Hell is Other People
March 19th, 2009
Sartre famously said that the west had become a culture of magazine readers, proving that even a blind frog can root out a truffle every once in a while. What JPS was commenting on was less our choices in print media than our cultural inability to understand and appreciate anything other than the most shallow and superficial of ideas.

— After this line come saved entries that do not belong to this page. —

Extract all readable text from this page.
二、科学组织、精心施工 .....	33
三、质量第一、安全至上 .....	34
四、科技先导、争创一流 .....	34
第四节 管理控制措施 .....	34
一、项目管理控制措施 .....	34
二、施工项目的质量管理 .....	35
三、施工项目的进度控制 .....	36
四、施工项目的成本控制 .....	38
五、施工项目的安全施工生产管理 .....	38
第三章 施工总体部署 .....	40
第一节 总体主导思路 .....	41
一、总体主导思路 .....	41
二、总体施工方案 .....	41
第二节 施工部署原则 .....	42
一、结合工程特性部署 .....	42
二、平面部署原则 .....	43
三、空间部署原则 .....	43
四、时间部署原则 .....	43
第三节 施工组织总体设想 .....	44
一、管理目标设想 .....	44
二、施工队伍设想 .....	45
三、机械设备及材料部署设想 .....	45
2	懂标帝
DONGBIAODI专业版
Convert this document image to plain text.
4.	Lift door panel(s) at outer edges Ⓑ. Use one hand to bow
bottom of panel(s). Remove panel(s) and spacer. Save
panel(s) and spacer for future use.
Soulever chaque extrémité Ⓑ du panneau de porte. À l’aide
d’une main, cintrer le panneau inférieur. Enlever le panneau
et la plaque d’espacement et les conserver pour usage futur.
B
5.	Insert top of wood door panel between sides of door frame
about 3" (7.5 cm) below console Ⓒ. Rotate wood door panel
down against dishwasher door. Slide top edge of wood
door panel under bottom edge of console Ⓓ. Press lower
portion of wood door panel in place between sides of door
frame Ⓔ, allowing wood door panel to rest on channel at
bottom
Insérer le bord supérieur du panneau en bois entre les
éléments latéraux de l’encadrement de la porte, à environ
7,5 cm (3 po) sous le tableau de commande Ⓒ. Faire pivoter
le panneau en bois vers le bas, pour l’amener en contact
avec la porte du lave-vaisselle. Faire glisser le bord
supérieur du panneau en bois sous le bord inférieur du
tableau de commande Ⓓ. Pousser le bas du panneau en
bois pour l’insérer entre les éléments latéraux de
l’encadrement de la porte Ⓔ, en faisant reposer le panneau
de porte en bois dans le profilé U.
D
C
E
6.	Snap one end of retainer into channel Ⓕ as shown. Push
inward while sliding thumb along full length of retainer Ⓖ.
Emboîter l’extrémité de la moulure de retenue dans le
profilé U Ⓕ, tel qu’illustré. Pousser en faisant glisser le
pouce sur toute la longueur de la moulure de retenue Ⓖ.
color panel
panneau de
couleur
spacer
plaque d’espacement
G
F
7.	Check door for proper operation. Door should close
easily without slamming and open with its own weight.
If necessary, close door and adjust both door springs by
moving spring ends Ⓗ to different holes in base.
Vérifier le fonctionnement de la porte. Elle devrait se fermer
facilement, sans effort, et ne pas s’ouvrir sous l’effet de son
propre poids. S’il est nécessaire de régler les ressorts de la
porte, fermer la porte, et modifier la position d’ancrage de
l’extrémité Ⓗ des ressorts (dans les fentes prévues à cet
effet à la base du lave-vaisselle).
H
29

It used to be that people wrote and read books: grand sprawling novels with universal themes like Gulliver’s Travels; learned tomes like the Critique of Pure Reason, wherein Emanuel Kant rejected Hume’s empiricism in favor of impure thoughts of a handjob from a chubby beer hall fraulein. As JPS noted 50 years ago, those days are long gone. Where his contemporaries moved from books to magazines, we’ve gone further: from Vanity Fair we’ve devolved to Readers Digest Condensed and the miniseries and then to web pages, and then blogs, and then face book, and now finally something called Twitter, which evidently gives every moron with opposable thumbs and access to a computer the ability to mistake his tiny random idiotic half thoughts for aphorisms and to publish them instantaneously for all his nitwit friends to read. No longer will we be denied Al Gore’s bloated insights into the viability of using fetal stem cells to fuel his hybrid deep fryer; and if Ariana Huffington’s current boyfriend suddenly decides that he’d rather suck dick than spend another second listening to her yammering away like Lisa Douglass on crank, we’ll know about it immediately. Such is progress.